Biometrics. 2013 Mar;69(1):8-18. doi: 10.1111/biom.12003. Epub 2013 Feb 14.
Changes in population size influence genetic diversity of the population and, as a result, leave a signature of these changes in individual genomes in the population. We are interested in the inverse problem of reconstructing past population dynamics from genomic data. We start with a standard framework based on the coalescent, a stochastic process that generates genealogies connecting randomly sampled individuals from the population of interest. These genealogies serve as a glue between the population demographic history and genomic sequences. It turns out that only the times of genealogical lineage coalescences contain information about population size dynamics. Viewing these coalescent times as a point process, estimating population size trajectories is equivalent to estimating a conditional intensity of this point process. Therefore, our inverse problem is similar to estimating an inhomogeneous Poisson process intensity function. We demonstrate how recent advances in Gaussian process-based nonparametric inference for Poisson processes can be extended to Bayesian nonparametric estimation of population size dynamics under the coalescent. We compare our Gaussian process (GP) approach to one of the state-of-the-art Gaussian Markov random field (GMRF) methods for estimating population trajectories. Using simulated data, we demonstrate that our method has better accuracy and precision. Next, we analyze two genealogies reconstructed from real sequences of hepatitis C and human Influenza A viruses. In both cases, we recover more believed aspects of the viral demographic histories than the GMRF approach. We also find that our GP method produces more reasonable uncertainty estimates than the GMRF method.
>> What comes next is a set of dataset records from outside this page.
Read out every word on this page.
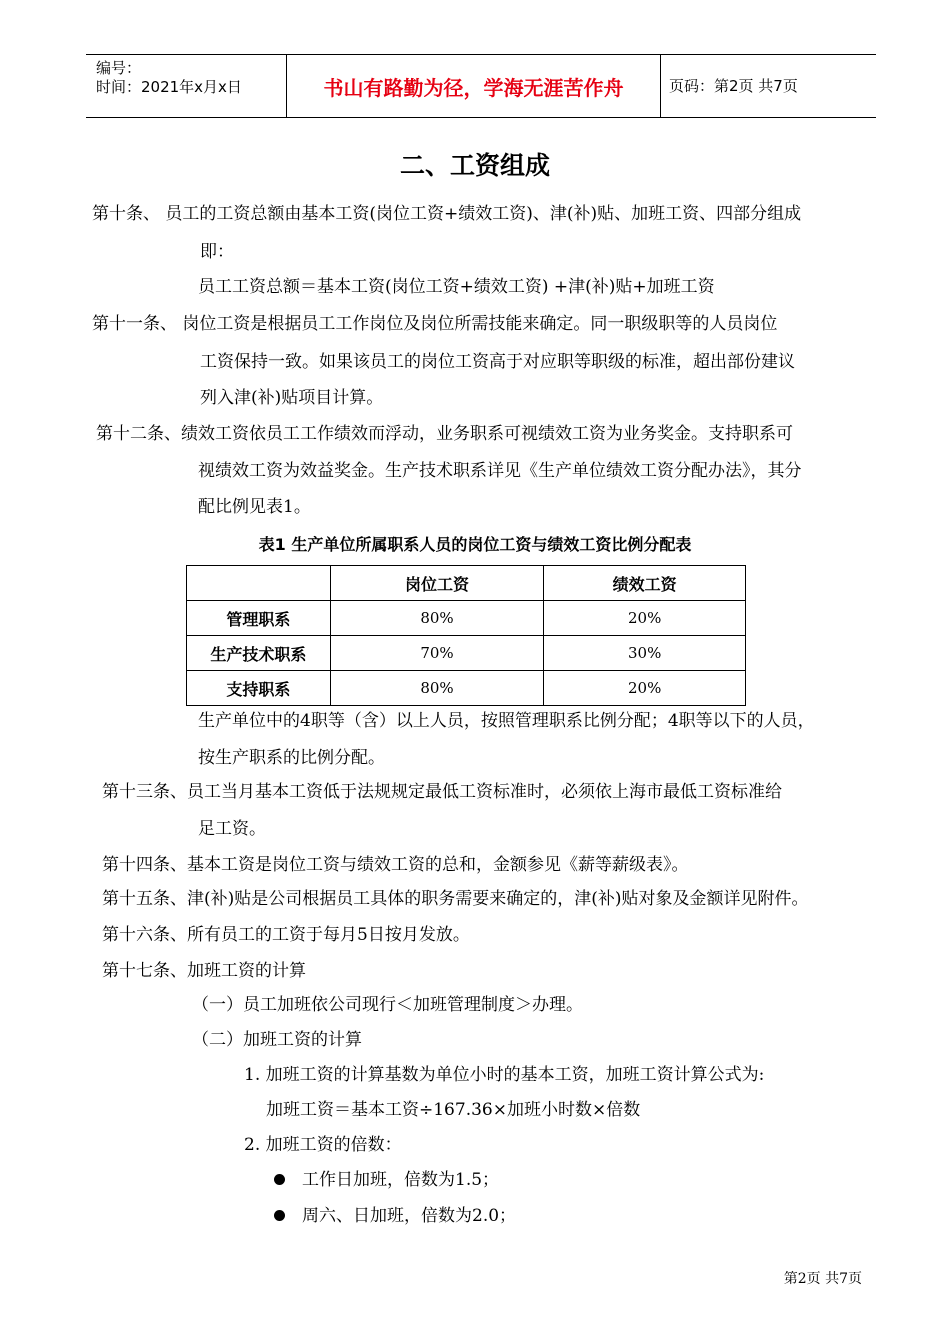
编号：
时间：2021年x月x日	书山有路勤为径，学海无涯苦作舟	页码：第2页 共7页
二、工资组成
第十条、 员工的工资总额由基本工资(岗位工资+绩效工资)、津(补)贴、加班工资、四部分组成
即：
员工工资总额＝基本工资(岗位工资+绩效工资) +津(补)贴+加班工资
第十一条、 岗位工资是根据员工工作岗位及岗位所需技能来确定。同一职级职等的人员岗位
工资保持一致。如果该员工的岗位工资高于对应职等职级的标准，超出部份建议
列入津(补)贴项目计算。
第十二条、绩效工资依员工工作绩效而浮动，业务职系可视绩效工资为业务奖金。支持职系可
视绩效工资为效益奖金。生产技术职系详见《生产单位绩效工资分配办法》，其分
配比例见表1。
表1 生产单位所属职系人员的岗位工资与绩效工资比例分配表
	岗位工资	绩效工资
管理职系	80%	20%
生产技术职系	70%	30%
支持职系	80%	20%
生产单位中的4职等（含）以上人员，按照管理职系比例分配；4职等以下的人员，
按生产职系的比例分配。
第十三条、员工当月基本工资低于法规规定最低工资标准时，必须依上海市最低工资标准给
足工资。
第十四条、基本工资是岗位工资与绩效工资的总和，金额参见《薪等薪级表》。
第十五条、津(补)贴是公司根据员工具体的职务需要来确定的，津(补)贴对象及金额详见附件。
第十六条、所有员工的工资于每月5日按月发放。
第十七条、加班工资的计算
（一）员工加班依公司现行＜加班管理制度＞办理。
（二）加班工资的计算
1. 加班工资的计算基数为单位小时的基本工资，加班工资计算公式为:
加班工资＝基本工资÷167.36×加班小时数×倍数
2. 加班工资的倍数：
工作日加班，倍数为1.5；
周六、日加班，倍数为2.0；
第2页 共7页
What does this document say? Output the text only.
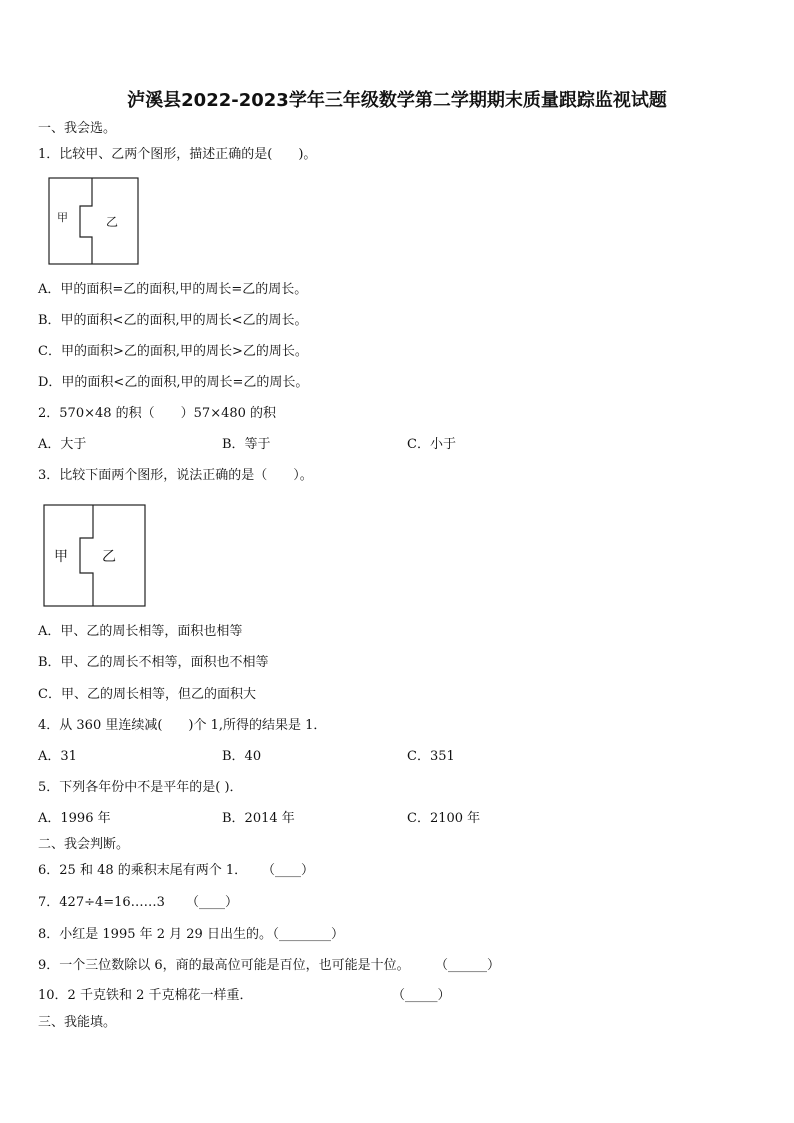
泸溪县2022-2023学年三年级数学第二学期期末质量跟踪监视试题
一、我会选。
1．比较甲、乙两个图形，描述正确的是(　　)。
甲	乙
A．甲的面积=乙的面积,甲的周长=乙的周长。
B．甲的面积<乙的面积,甲的周长<乙的周长。
C．甲的面积>乙的面积,甲的周长>乙的周长。
D．甲的面积<乙的面积,甲的周长=乙的周长。
2．570×48 的积（　　）57×480 的积
A．大于	B．等于	C．小于
3．比较下面两个图形，说法正确的是（　　）。
甲 乙
A．甲、乙的周长相等，面积也相等
B．甲、乙的周长不相等，面积也不相等
C．甲、乙的周长相等，但乙的面积大
4．从 360 里连续减(　　)个 1,所得的结果是 1．
A．31	B．40	C．351
5．下列各年份中不是平年的是( )．
A．1996 年	B．2014 年	C．2100 年
二、我会判断。
6．25 和 48 的乘积末尾有两个 1． （____）
7．427÷4=16……3 （____）
8．小红是 1995 年 2 月 29 日出生的。
（________）
9．一个三位数除以 6，商的最高位可能是百位，也可能是十位。 （______）
10．2 千克铁和 2 千克棉花一样重．	（_____）
三、我能填。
种群大小的变化会影响种群的遗传多样性,结果是在种群中个体基因组上留下这些变化的印记。我们感兴趣的是从基因组数据重建过去种群动态的逆问题。我们从基于溯祖理论的标准框架开始,溯祖理论是一种随机过程,它生成连接从感兴趣种群中随机抽样个体的谱系。这些谱系充当种群人口统计历史和基因组序列之间的纽带。事实证明,只有谱系合并的时间包含有关种群大小动态的信息。将这些合并时间视为一个点过程,估计种群大小轨迹等同于估计这个点过程的条件强度。因此,我们的逆问题类似于估计一个非齐次泊松过程强度函数。我们展示了基于高斯过程的泊松过程非参数推断的最新进展如何能够扩展到在溯祖理论下对种群大小动态的贝叶斯非参数估计。我们将我们的高斯过程(GP)方法与一种用于估计种群轨迹的最先进的高斯马尔可夫随机场(GMRF)方法进行比较。使用模拟数据,我们证明我们的方法具有更好的准确性和精度。接下来,我们分析从丙型肝炎病毒和甲型流感病毒的真实序列重建的两个谱系。在这两种情况下,与GMRF方法相比,我们恢复了病毒种群历史中更可信的方面。我们还发现,我们的GP方法比GMRF方法产生更合理的不确定性估计。